"O prazer e o poder de escrever". Leia a entrevista com o professor Edvaldo Pereira Lima.
O jornalista e pós-doutor em Educação
Edvaldo Pereira Lima participou da aula de início
de semestre dos cursos de
Jornalismo, Publicidade e Propaganda e Relações Públicas, no
dia 4 de abril. Co-fundador e professor da
Academia Brasileira de
Jornalismo Literário, ele falou sobre "Narrativas Transformadoras: os desafios do
século XXI".
A jornalista Domenique Pastore Grigolo, do Setor de
Imprensa da UCS, participou da aula e conversou com o professor
Edvaldo Pereira Lima. Veja como foi a conversa.
O senhor tem um método chamado Escrita Total. Como é que ele
funciona, para quem é direcionado, quais são os objetivos básicos?
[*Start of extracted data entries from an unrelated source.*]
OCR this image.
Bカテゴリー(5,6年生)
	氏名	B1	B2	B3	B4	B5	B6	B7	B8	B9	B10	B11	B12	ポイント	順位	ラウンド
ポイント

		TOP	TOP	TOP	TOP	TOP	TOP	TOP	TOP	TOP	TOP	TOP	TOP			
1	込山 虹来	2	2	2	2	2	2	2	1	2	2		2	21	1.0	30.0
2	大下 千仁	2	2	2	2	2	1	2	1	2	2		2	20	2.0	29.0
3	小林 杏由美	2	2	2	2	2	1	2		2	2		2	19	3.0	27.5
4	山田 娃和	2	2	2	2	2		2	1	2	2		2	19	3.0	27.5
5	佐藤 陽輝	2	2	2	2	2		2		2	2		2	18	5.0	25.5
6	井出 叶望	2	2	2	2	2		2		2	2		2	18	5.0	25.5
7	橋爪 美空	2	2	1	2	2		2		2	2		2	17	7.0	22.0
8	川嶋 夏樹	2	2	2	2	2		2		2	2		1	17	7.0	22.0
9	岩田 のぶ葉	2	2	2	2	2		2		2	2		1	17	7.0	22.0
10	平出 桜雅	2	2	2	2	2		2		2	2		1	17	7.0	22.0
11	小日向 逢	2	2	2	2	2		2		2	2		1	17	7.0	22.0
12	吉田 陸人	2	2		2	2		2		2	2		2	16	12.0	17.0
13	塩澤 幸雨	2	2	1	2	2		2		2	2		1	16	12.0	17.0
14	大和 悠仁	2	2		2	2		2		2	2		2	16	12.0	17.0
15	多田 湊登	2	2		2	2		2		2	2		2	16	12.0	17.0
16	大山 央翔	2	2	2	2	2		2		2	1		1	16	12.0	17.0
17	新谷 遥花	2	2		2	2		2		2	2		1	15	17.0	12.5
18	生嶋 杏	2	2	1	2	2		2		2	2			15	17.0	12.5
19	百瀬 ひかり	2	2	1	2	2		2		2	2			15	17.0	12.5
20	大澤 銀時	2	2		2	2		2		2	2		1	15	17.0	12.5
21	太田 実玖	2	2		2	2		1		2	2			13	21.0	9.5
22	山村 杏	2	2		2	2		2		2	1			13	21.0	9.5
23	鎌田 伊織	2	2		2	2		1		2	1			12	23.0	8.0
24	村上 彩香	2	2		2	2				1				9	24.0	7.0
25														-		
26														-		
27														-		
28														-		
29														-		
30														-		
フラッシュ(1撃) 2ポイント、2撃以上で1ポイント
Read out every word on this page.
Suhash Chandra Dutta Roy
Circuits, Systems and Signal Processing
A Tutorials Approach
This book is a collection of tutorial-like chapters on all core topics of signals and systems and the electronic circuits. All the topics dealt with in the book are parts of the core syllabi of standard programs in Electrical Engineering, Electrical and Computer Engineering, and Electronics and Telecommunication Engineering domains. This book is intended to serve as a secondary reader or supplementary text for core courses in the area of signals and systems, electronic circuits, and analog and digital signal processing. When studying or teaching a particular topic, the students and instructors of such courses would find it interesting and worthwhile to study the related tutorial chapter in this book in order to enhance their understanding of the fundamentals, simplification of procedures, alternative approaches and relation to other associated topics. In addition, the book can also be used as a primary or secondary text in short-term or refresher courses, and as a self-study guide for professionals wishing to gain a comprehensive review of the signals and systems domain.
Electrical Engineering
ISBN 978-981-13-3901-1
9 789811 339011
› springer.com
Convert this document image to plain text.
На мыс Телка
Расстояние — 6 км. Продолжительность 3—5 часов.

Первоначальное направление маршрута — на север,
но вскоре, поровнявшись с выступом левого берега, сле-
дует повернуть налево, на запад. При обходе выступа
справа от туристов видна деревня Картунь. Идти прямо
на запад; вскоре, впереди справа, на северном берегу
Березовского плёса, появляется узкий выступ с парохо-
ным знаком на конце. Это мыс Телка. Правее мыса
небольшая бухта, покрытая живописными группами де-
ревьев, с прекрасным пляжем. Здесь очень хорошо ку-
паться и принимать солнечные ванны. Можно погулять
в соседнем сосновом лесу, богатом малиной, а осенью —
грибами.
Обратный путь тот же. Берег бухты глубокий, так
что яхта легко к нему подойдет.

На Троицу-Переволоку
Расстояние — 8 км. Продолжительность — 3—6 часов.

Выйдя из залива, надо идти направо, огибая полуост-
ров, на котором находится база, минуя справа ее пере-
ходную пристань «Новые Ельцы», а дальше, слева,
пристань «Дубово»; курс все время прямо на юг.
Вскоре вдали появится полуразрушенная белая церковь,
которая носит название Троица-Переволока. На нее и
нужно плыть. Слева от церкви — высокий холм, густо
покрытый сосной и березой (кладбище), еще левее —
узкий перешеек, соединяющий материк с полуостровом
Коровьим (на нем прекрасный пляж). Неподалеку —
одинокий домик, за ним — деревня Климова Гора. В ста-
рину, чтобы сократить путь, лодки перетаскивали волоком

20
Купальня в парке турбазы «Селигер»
"O Escrita Total tem como principal objetivo
ajudar as pessoas a recuperar ou potencializar o prazer de
escrever.
Muitas vezes, por distorções involuntárias do sistema
educacional, as pessoas têm dificuldade para escrever, com uma
certa ojeriza até do
escrever. Então o método é baseado numa atitude bastante
intuitiva e,
ao mesmo tempo, sustentado em estudos de ponta em algumas
áreas da
ciência. Ele volta a trazer esse prazer pra pessoa ou
amplia se a
pessoa já tem, torna o texto mais criativo, mais eficaz e é
também um
instrumento que tem alguns efeitos secundários bastante
positivos.
Primeiro, ele é uma forma também de autoconhecimento, uma forma
de
ampliação da consciência de si mesmo; e segundo, o método tem
apresentado uma certa função terapêutica, não no sentido
da
psicanálise ou de um atendimento psicológico, mas no sentido de
ajudar
a esclarecer os seus próprios processos internos. Além disso,
ele
estimula que a escrita seja cada vez mais focada no estilo do
indivíduo, na natureza de cada pessoa, na particularidade
de cada um,
mas que isso venha à luz em forma de texto, de maneira
expressiva,
estética e agradável pra quem vai ler, e de maneira altamente
gratificante pra quem faz.
Todo mundo pode escrever, desde que a pessoa tenha um padrão
cultural
médio pra cima. Esse método, que foi transformado em livro, eu
desenvolvi na Universidade de São Paulo durante um tempo, nas
minhas
aulas de pós-graduação principalmente. Porque nas aulas de
pós-graduação, geralmente meus alunos eram jornalistas
profissionais,
e o jornalista escreve todo dia. Mas acontece que, na maior
parte das
vezes, ele escreve de uma certa maneira, quem é da
área sabe que tem o lead, a pirâmide invertida, todos
esses recursos, e se você pratica
isso durante muito tempo, se torna viciado naquela forma de
escrever e
quando é necessário produzir textos diferentes, mais criativos,
está
enferrujado. Então, como eu ensino jornalismo literário, que é
uma
forma de jornalismo diferente do jornalismo do dia a dia, eu
precisava
que os alunos, não somente entendessem o jornalismo literário,
mas
também produzissem textos mais elaborados e eles
encontravam uma
dificuldade pra isso, mesmo sendo jornalistas. A tarefa, então,
foi
estimulá-los, foi criar um instrumento que tirasse esse
bloqueio
deles. E deu certo. O método foi bem sucedido e eu não queria
que isso
ficasse restrito à Universidade. Então eu resolvi experimentar e
adaptar o método pra pessoas dos mais diferentes tipos, desde
adolescentes, que estão às voltas com exames que exijem
redação, até
pessoas da terceira idade, que queriam relembrar da sua vida,
escrever
suas memórias. Essa experimentação teve resultados muito
surpreendentes e positivos e o método foi se consolidando,
até que eu
resolvi colocá-lo em forma de livro em 2009".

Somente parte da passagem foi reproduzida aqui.